A visit with a patient I was seeing for chest pain was plodding along slowly. I was trying to hone in on how the chest pain felt to her, but was having difficulty extracting information. That was until I leaned in and she noticed my rainbow badge holder.
“I like your badge holder,” she said.
“Oh thanks. I’m gay,” I replied.
“I’m bi,” she responded.
For my patient, knowing I was queer too helped her open up. It went from a visit with little exchange and short answers to one in which she really engaged and shared what her chest pain felt like. As it turned out, I was able to reassure her that her heart was normal.

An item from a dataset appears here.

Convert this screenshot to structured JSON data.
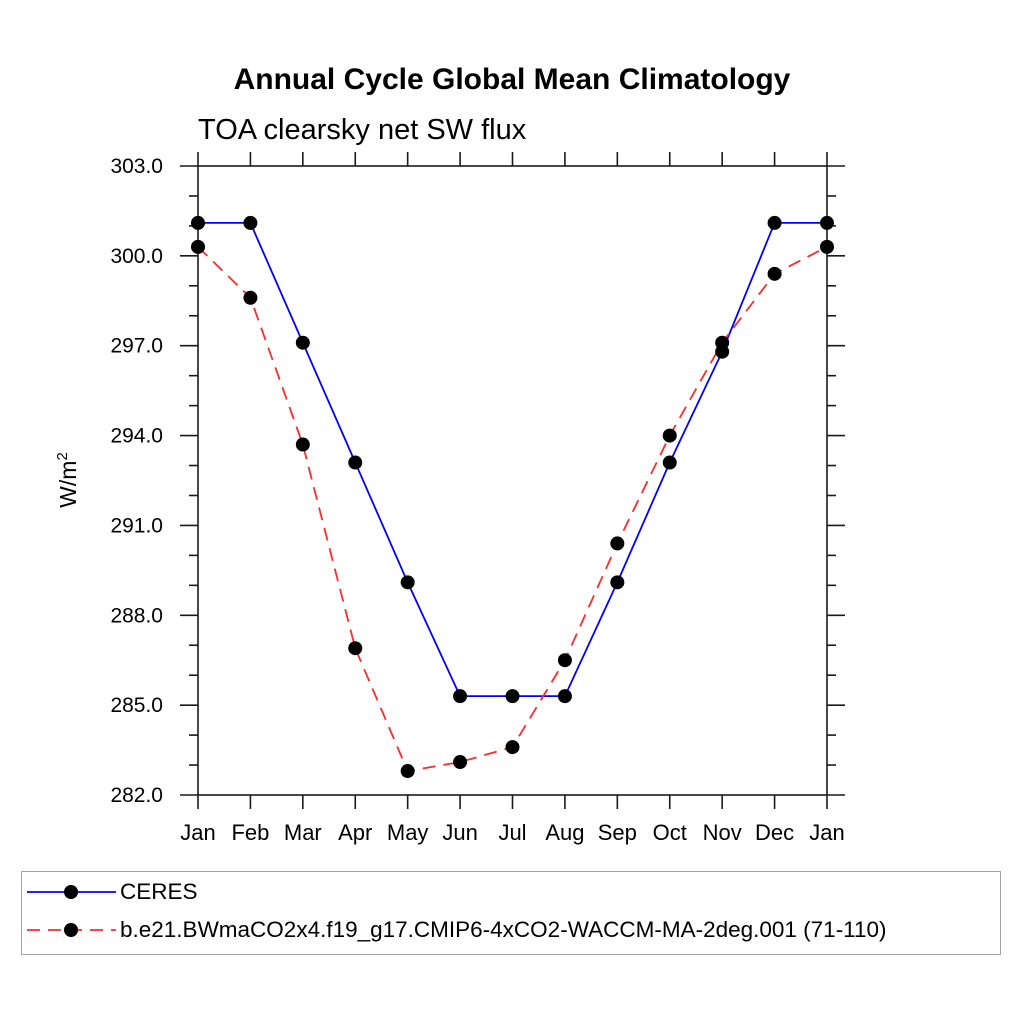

In the beginning of my training and career, I felt professionalism demanded a featureless identity. I intentionally dressed professionally, but in a forgettable way, and I certainly didn’t share my sexuality or any other potentially controversial part of myself. More so, I felt vulnerable sharing my identity.
The patient-clinician relationship hinges on human connection. Recent research and publications show that Black neonates in intensive care have better outcomes if they have Black doctors, a finding that may be due to increased connection between patient and their physician. Of course, not every patient will benefit from or want to know your personal identity, but sometimes this can be a strong tool in building trust and connection.
As I’ve grown in my career, I’ve felt more comfortable in sharing of myself. Here’s what I suggest:
1. Embrace your vulnerability. Sometimes sharing your identity helps forge a connection with your patient.
Not every patient needs or wants to know about you, but sharing your identity can be a connecting tool.
2. Work to make your patient feel safe.
Patients are in vulnerable positions when they seek our help. Be empathetic, listen closely, and consider highlighting shared interests (from “Star Wars” to sports) to make sure patient feel safe and connected. Patients in historically marginalized groups may need specific recognition, like asking for and sharing your pronouns to affirm gender minorities.
3. Recognize that each patient is more than their demographic.
Even if you share an identity with your patient, be aware that everyone has their own story. Listen and learn.
This piece expresses the views solely of the author. It does not represent the views of any organization, including Johns Hopkins Medicine.